On Thu, 25 Jul 2002, Tony Arnold wrote:

> > I did a google search on "linux top cpu load".  Here's a top
> > from the first match:
> >
> > It took about an hour to make it compile and
> > run under cygwin 1.3.12-2 on Win2k.  The patch is attached.
> >
> > Note: I just compiled and ran the code; I haven't verified
> > the correctness of the output.  It seemed to work without
> > crashing, and the output looked plausible.  I also haven't
> > tested it on any system other than mine (above). Try it at
> > your own risk.
> Thanks for this, it's a good start to getting top working under Cygwin.
> My question is that when you run the Configure script what do give as
> the 'appropriate module' for the machine?
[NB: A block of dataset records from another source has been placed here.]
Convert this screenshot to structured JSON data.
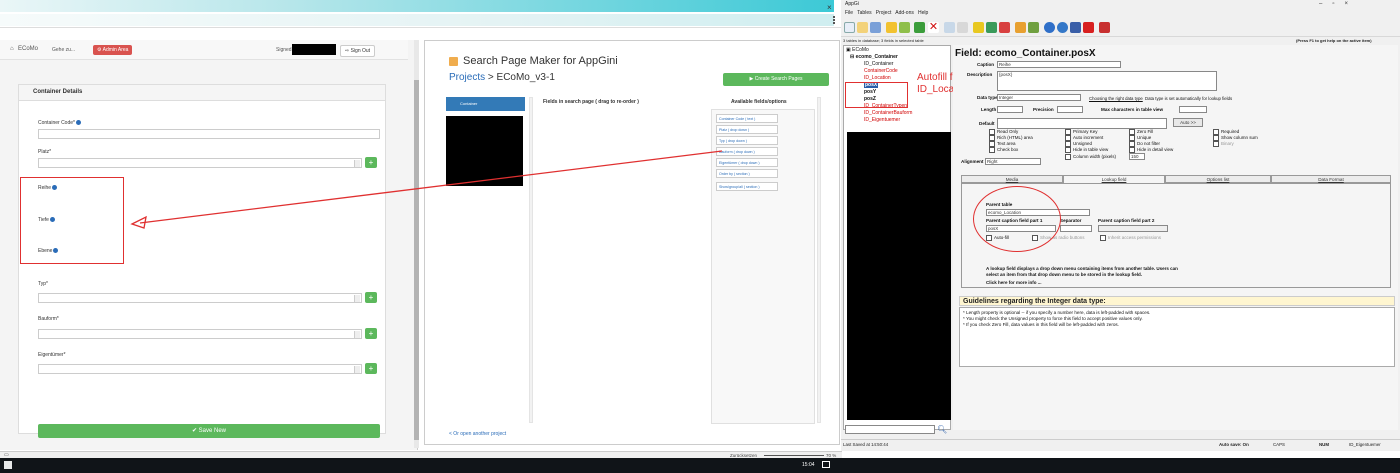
{
  "browser": {
    "close_glyph": "×"
  },
  "ecomo": {
    "brand": "ECoMo",
    "nav_menu": "Gehe zu...",
    "admin_button": "Admin Area",
    "signed_label": "Signed",
    "signout_button": "Sign Out",
    "panel_title": "Container Details",
    "fields": [
      {
        "label": "Container Code*",
        "kind": "text"
      },
      {
        "label": "Platz*",
        "kind": "select"
      },
      {
        "label": "Reihe",
        "kind": "static"
      },
      {
        "label": "Tiefe",
        "kind": "static"
      },
      {
        "label": "Ebene",
        "kind": "static"
      },
      {
        "label": "Typ*",
        "kind": "select"
      },
      {
        "label": "Bauform*",
        "kind": "select"
      },
      {
        "label": "Eigentümer*",
        "kind": "select"
      }
    ],
    "save_button": "Save New",
    "plus_glyph": "+"
  },
  "spm": {
    "title": "Search Page Maker for AppGini",
    "breadcrumb_link": "Projects",
    "breadcrumb_rest": " > ECoMo_v3-1",
    "create_button": "Create Search Pages",
    "table_item": "Container",
    "fields_heading": "Fields in search page ( drag to re-order )",
    "available_heading": "Available fields/options",
    "available_items": [
      "Container Code ( text )",
      "Platz ( drop down )",
      "Typ ( drop down )",
      "Bauform ( drop down )",
      "Eigentümer ( drop down )",
      "Order by ( section )",
      "Show/group/all ( section )"
    ],
    "open_project": "< Or open another project"
  },
  "appgini": {
    "title": "AppGi",
    "menu": [
      "File",
      "Tables",
      "Project",
      "Add-ons",
      "Help"
    ],
    "status_top": "3 tables in database; 3 fields in selected table",
    "help_hint": "(Press F1 to get help on the active item)",
    "tree": [
      {
        "label": "ECoMo",
        "level": 0,
        "color": "#111"
      },
      {
        "label": "ecomo_Container",
        "level": 1,
        "color": "#111"
      },
      {
        "label": "ID_Container",
        "level": 2,
        "color": "#111"
      },
      {
        "label": "ContainerCode",
        "level": 2,
        "color": "#d00000"
      },
      {
        "label": "ID_Location",
        "level": 2,
        "color": "#d00000"
      },
      {
        "label": "posX",
        "level": 2,
        "color": "#111"
      },
      {
        "label": "posY",
        "level": 2,
        "color": "#111"
      },
      {
        "label": "posZ",
        "level": 2,
        "color": "#111"
      },
      {
        "label": "ID_ContainerTypen",
        "level": 2,
        "color": "#d00000"
      },
      {
        "label": "ID_ContainerBauform",
        "level": 2,
        "color": "#d00000"
      },
      {
        "label": "ID_Eigentuemer",
        "level": 2,
        "color": "#d00000"
      }
    ],
    "annotation_line1": "Autofill from",
    "annotation_line2": "ID_Location",
    "field_title": "Field: ecomo_Container.posX",
    "caption_label": "Caption",
    "caption_value": "Reihe",
    "description_label": "Description",
    "description_value": "{posX}",
    "datatype_label": "Data type",
    "datatype_value": "Integer",
    "datatype_link": "Choosing the right data type",
    "datatype_note": "Data type is set automatically for lookup fields",
    "length_label": "Length",
    "precision_label": "Precision",
    "maxchars_label": "Max characters in table view",
    "default_label": "Default",
    "auto_button": "Auto >>",
    "checkboxes_col1": [
      "Read Only",
      "Rich (HTML) area",
      "Text area",
      "Check box"
    ],
    "checkboxes_col2": [
      "Primary Key",
      "Auto increment",
      "Unsigned",
      "Hide in table view",
      "Column width (pixels)"
    ],
    "checkboxes_col3": [
      "Zero Fill",
      "Unique",
      "Do not filter",
      "Hide in detail view"
    ],
    "checkboxes_col4": [
      "Required",
      "Show column sum",
      "Binary"
    ],
    "column_width_value": "150",
    "alignment_label": "Alignment",
    "alignment_value": "Right",
    "tabs": [
      "Media",
      "Lookup field",
      "Options list",
      "Data Format"
    ],
    "parent_table_label": "Parent table",
    "parent_table_value": "ecomo_Location",
    "caption_part1_label": "Parent caption field part 1",
    "separator_label": "Separator",
    "caption_part2_label": "Parent caption field part 2",
    "caption_part1_value": "posX",
    "autofill_label": "Auto-fill",
    "radio_label": "Show as radio buttons",
    "inherit_label": "Inherit access permissions",
    "lookup_desc": "A lookup field displays a drop down menu containing items from another table. Users can select an item from that drop down menu to be stored in the lookup field.",
    "lookup_more": "Click here for more info ...",
    "guide_title": "Guidelines regarding the Integer data type:",
    "guide_lines": [
      "* Length property is optional -- if you specify a number here, data is left-padded with spaces.",
      "* You might check the Unsigned property to force this field to accept positive values only.",
      "* If you check Zero Fill, data values in this field will be left-padded with zeros."
    ],
    "status_saved": "Last Saved at 14:50:44",
    "status_autosave": "Auto save: On",
    "status_caps": "CAPS",
    "status_num": "NUM",
    "status_field": "ID_Eigentuemer"
  },
  "bottom": {
    "zoom_label": "Zurücksetzen",
    "zoom_value": "70 %"
  },
  "taskbar": {
    "clock": "15:04"
  },
  "colors": {
    "accent_green": "#5cb85c",
    "accent_red": "#d9534f",
    "annotation_red": "#e03030",
    "spm_blue": "#337ab7"
  }
}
I've used 'linux' but I wonder
> if there is a better option, or whether we should invent a Cygwin
> machine definition?

'linux' seemed to work for me.  I've had to comment out some
linux-specific stuff, though (see patch: ), so creating a cygwin
module might be a better long-term solution.

> Secondly, when it runs, I'm not convinced the figures are correct! For
> example, my setiathome process should show almost 100% cpu utilisation,
> but it shows 0%! Is this a refelction of my choice above, or problems
> with the /proc file system infotmation?

As I said, I haven't verified the correctness of the output.  As my
machine is mostly idle, the output looked plausible (compatible with that
of the Win2k Task Manager).  Now that I actually ran an experiment with a
CPU-intensive process, it looks like top downscales utilization by a
factor of 3 (again, on my machine and configuration).

> Hints and tips on this much appreciated.
> Regards, Tony.

The way top calculates CPU percentage is by dividing the accumulated
process time since last check by the wallclock time since last check.  As
far as I can see, the code itself looks correct.  Thus, the blame would
probably lie with either the /proc filesystem entries (particularly
/proc/$PID/stat) or the gettimeofday() implementation/granularity.
I'm sorry I don't have time to investigate further.